А она усмехнулась на это такой особенной усмешечкой да и говорит:
— Нет, это вы напрасно боитесь; в иных местах так даже уж чересчур натурально выходит. — И хочет сама из комнаты выйти. А Бобров ей дерзко так дорогу заступает, а сам говорит:
— Сделайте милость, одну только сцену прослушайте у меня еще раз, и если что нехорошо, скажите.
— Да ведь и суфлер ушел, — сказала Катерина Алексеевна и плечиками сама передернула, как будто недовольна.

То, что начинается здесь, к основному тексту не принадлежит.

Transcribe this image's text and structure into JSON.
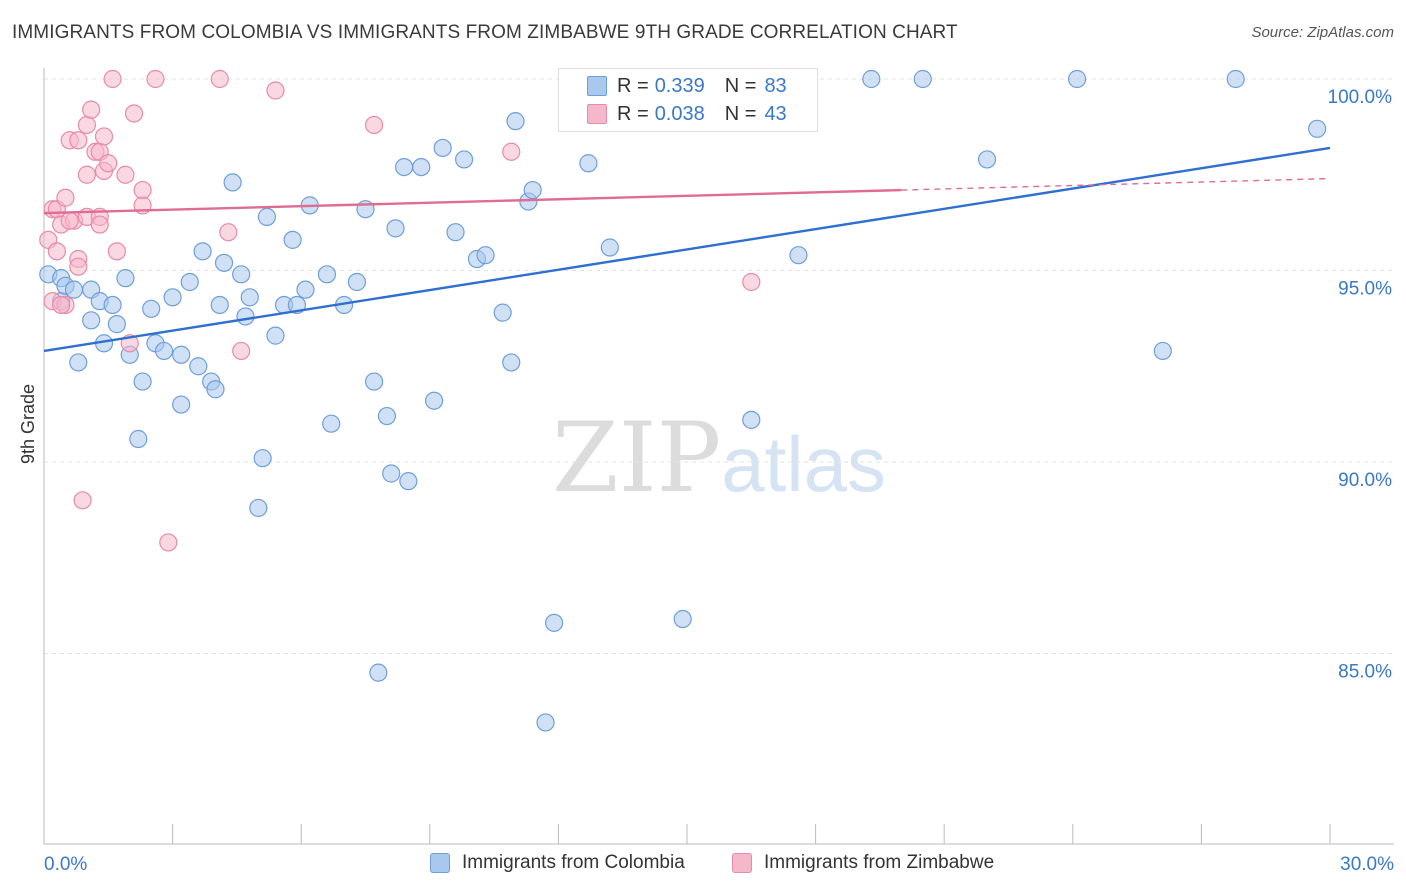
{
  "header": {
    "title": "IMMIGRANTS FROM COLOMBIA VS IMMIGRANTS FROM ZIMBABWE 9TH GRADE CORRELATION CHART",
    "source": "Source: ZipAtlas.com"
  },
  "legend": {
    "rows": [
      {
        "r_label": "R =",
        "r_value": "0.339",
        "n_label": "N =",
        "n_value": "83",
        "color": "#a9c8ee"
      },
      {
        "r_label": "R =",
        "r_value": "0.038",
        "n_label": "N =",
        "n_value": "43",
        "color": "#f5b8cb"
      }
    ]
  },
  "bottom_legend": {
    "items": [
      {
        "label": "Immigrants from Colombia",
        "color": "#a9c8ee"
      },
      {
        "label": "Immigrants from Zimbabwe",
        "color": "#f5b8cb"
      }
    ]
  },
  "watermark": {
    "zip": "ZIP",
    "atlas": "atlas"
  },
  "chart_data": {
    "type": "scatter",
    "title": "IMMIGRANTS FROM COLOMBIA VS IMMIGRANTS FROM ZIMBABWE 9TH GRADE CORRELATION CHART",
    "xlabel": "",
    "ylabel": "9th Grade",
    "xlim": [
      0,
      30
    ],
    "ylim": [
      80.5,
      101
    ],
    "x_tick_labels": [
      "0.0%",
      "30.0%"
    ],
    "y_ticks": [
      {
        "value": 100,
        "label": "100.0%"
      },
      {
        "value": 95,
        "label": "95.0%"
      },
      {
        "value": 90,
        "label": "90.0%"
      },
      {
        "value": 85,
        "label": "85.0%"
      }
    ],
    "grid": true,
    "legend_placement": "top-center",
    "series": [
      {
        "name": "Immigrants from Colombia",
        "color": "#6f9fd8",
        "fill": "#a9c8ee",
        "trend": {
          "x": [
            0,
            30
          ],
          "y": [
            92.9,
            98.2
          ],
          "color": "#2e6fcf"
        },
        "points": [
          [
            0.1,
            94.9
          ],
          [
            0.4,
            94.2
          ],
          [
            0.4,
            94.8
          ],
          [
            0.5,
            94.6
          ],
          [
            0.7,
            94.5
          ],
          [
            0.8,
            92.6
          ],
          [
            1.1,
            94.5
          ],
          [
            1.1,
            93.7
          ],
          [
            1.3,
            94.2
          ],
          [
            1.4,
            93.1
          ],
          [
            1.6,
            94.1
          ],
          [
            1.7,
            93.6
          ],
          [
            1.9,
            94.8
          ],
          [
            2.0,
            92.8
          ],
          [
            2.2,
            90.6
          ],
          [
            2.3,
            92.1
          ],
          [
            2.5,
            94.0
          ],
          [
            2.6,
            93.1
          ],
          [
            2.8,
            92.9
          ],
          [
            3.0,
            94.3
          ],
          [
            3.2,
            91.5
          ],
          [
            3.2,
            92.8
          ],
          [
            3.4,
            94.7
          ],
          [
            3.6,
            92.5
          ],
          [
            3.7,
            95.5
          ],
          [
            3.9,
            92.1
          ],
          [
            4.0,
            91.9
          ],
          [
            4.1,
            94.1
          ],
          [
            4.2,
            95.2
          ],
          [
            4.4,
            97.3
          ],
          [
            4.6,
            94.9
          ],
          [
            4.7,
            93.8
          ],
          [
            4.8,
            94.3
          ],
          [
            5.0,
            88.8
          ],
          [
            5.1,
            90.1
          ],
          [
            5.2,
            96.4
          ],
          [
            5.4,
            93.3
          ],
          [
            5.6,
            94.1
          ],
          [
            5.8,
            95.8
          ],
          [
            5.9,
            94.1
          ],
          [
            6.1,
            94.5
          ],
          [
            6.2,
            96.7
          ],
          [
            6.6,
            94.9
          ],
          [
            6.7,
            91.0
          ],
          [
            7.0,
            94.1
          ],
          [
            7.3,
            94.7
          ],
          [
            7.5,
            96.6
          ],
          [
            7.7,
            92.1
          ],
          [
            7.8,
            84.5
          ],
          [
            8.0,
            91.2
          ],
          [
            8.1,
            89.7
          ],
          [
            8.2,
            96.1
          ],
          [
            8.4,
            97.7
          ],
          [
            8.5,
            89.5
          ],
          [
            8.8,
            97.7
          ],
          [
            9.1,
            91.6
          ],
          [
            9.3,
            98.2
          ],
          [
            9.6,
            96.0
          ],
          [
            9.8,
            97.9
          ],
          [
            10.1,
            95.3
          ],
          [
            10.3,
            95.4
          ],
          [
            10.7,
            93.9
          ],
          [
            10.9,
            92.6
          ],
          [
            11.0,
            98.9
          ],
          [
            11.3,
            96.8
          ],
          [
            11.4,
            97.1
          ],
          [
            11.7,
            83.2
          ],
          [
            11.9,
            85.8
          ],
          [
            12.3,
            100.0
          ],
          [
            12.7,
            97.8
          ],
          [
            13.2,
            95.6
          ],
          [
            14.0,
            100.0
          ],
          [
            14.9,
            85.9
          ],
          [
            15.1,
            100.0
          ],
          [
            16.5,
            91.1
          ],
          [
            17.6,
            95.4
          ],
          [
            19.3,
            100.0
          ],
          [
            20.5,
            100.0
          ],
          [
            22.0,
            97.9
          ],
          [
            24.1,
            100.0
          ],
          [
            26.1,
            92.9
          ],
          [
            27.8,
            100.0
          ],
          [
            29.7,
            98.7
          ]
        ]
      },
      {
        "name": "Immigrants from Zimbabwe",
        "color": "#e88aa8",
        "fill": "#f5b8cb",
        "trend": {
          "x": [
            0,
            20
          ],
          "y": [
            96.5,
            97.1
          ],
          "dash_to": [
            30,
            97.4
          ],
          "color": "#e06c94"
        },
        "points": [
          [
            0.1,
            95.8
          ],
          [
            0.2,
            96.6
          ],
          [
            0.2,
            94.2
          ],
          [
            0.3,
            95.5
          ],
          [
            0.3,
            96.6
          ],
          [
            0.4,
            96.2
          ],
          [
            0.5,
            94.1
          ],
          [
            0.5,
            96.9
          ],
          [
            0.6,
            98.4
          ],
          [
            0.7,
            96.3
          ],
          [
            0.8,
            98.4
          ],
          [
            0.8,
            95.3
          ],
          [
            0.8,
            95.1
          ],
          [
            0.9,
            89.0
          ],
          [
            1.0,
            96.4
          ],
          [
            1.0,
            97.5
          ],
          [
            1.0,
            98.8
          ],
          [
            1.1,
            99.2
          ],
          [
            1.2,
            98.1
          ],
          [
            1.3,
            96.4
          ],
          [
            1.3,
            98.1
          ],
          [
            1.3,
            96.2
          ],
          [
            1.4,
            98.5
          ],
          [
            1.4,
            97.6
          ],
          [
            1.5,
            97.8
          ],
          [
            1.6,
            100.0
          ],
          [
            1.7,
            95.5
          ],
          [
            1.9,
            97.5
          ],
          [
            2.0,
            93.1
          ],
          [
            2.1,
            99.1
          ],
          [
            2.3,
            96.7
          ],
          [
            2.3,
            97.1
          ],
          [
            2.6,
            100.0
          ],
          [
            2.9,
            87.9
          ],
          [
            4.1,
            100.0
          ],
          [
            4.3,
            96.0
          ],
          [
            4.6,
            92.9
          ],
          [
            5.4,
            99.7
          ],
          [
            7.7,
            98.8
          ],
          [
            10.9,
            98.1
          ],
          [
            16.5,
            94.7
          ],
          [
            0.6,
            96.3
          ],
          [
            0.4,
            94.1
          ]
        ]
      }
    ]
  }
}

А тот неотступно просит: наизусть, говорит, это место знаю. Вернулась Катерина Алексеевна, села и ждет. Подошел он, встал перед ней, сначала все только вздыхает, а потом и начал то самое место, где Лизе Копровой свою любовь изъяснял. И так это он хорошо сказал, что лучше нельзя. И хочет будто Катерину Алексеевну за руку взять и не смеет; смотрит на нее, словно на бога, точно молится. Она взяла да и подала ему свою руку. Схватил он ее руку, целует ее, к сердцу жмет, а сам ей в глаза так и заглядывает. И Катерина Алексеевна ему в лицо пристально смотрит, сама в лице разгорелась, как маков цвет. Да вдруг как вскочит с кресла, выдернет руку, и была такова. Так Бобров и остался на, коленях перед пустым креслом. Положил на него голову да как зарыдает, зарыдает… Мне инда страшно сделалось, — я, возьми, да и убежи. Прихожу к Катерине Алексеевне в комнату, а она у зеркала стоит да на свое разгоревшееся лицо платком машет. Стакан воды налила и выпила за один дух, на часы взглянула, знает, что в это время пора ей у папеньки быть, чай наливать, а сама все не может себя успокоить, все у зеркала стоит и на свое лицо смотрит. И точно, будто лицо у ней другое стало: и моложе и красивее. Пудрой, наконец, себе щеки присыпала, веер взяла, помахалась еще и хочет идти кверху.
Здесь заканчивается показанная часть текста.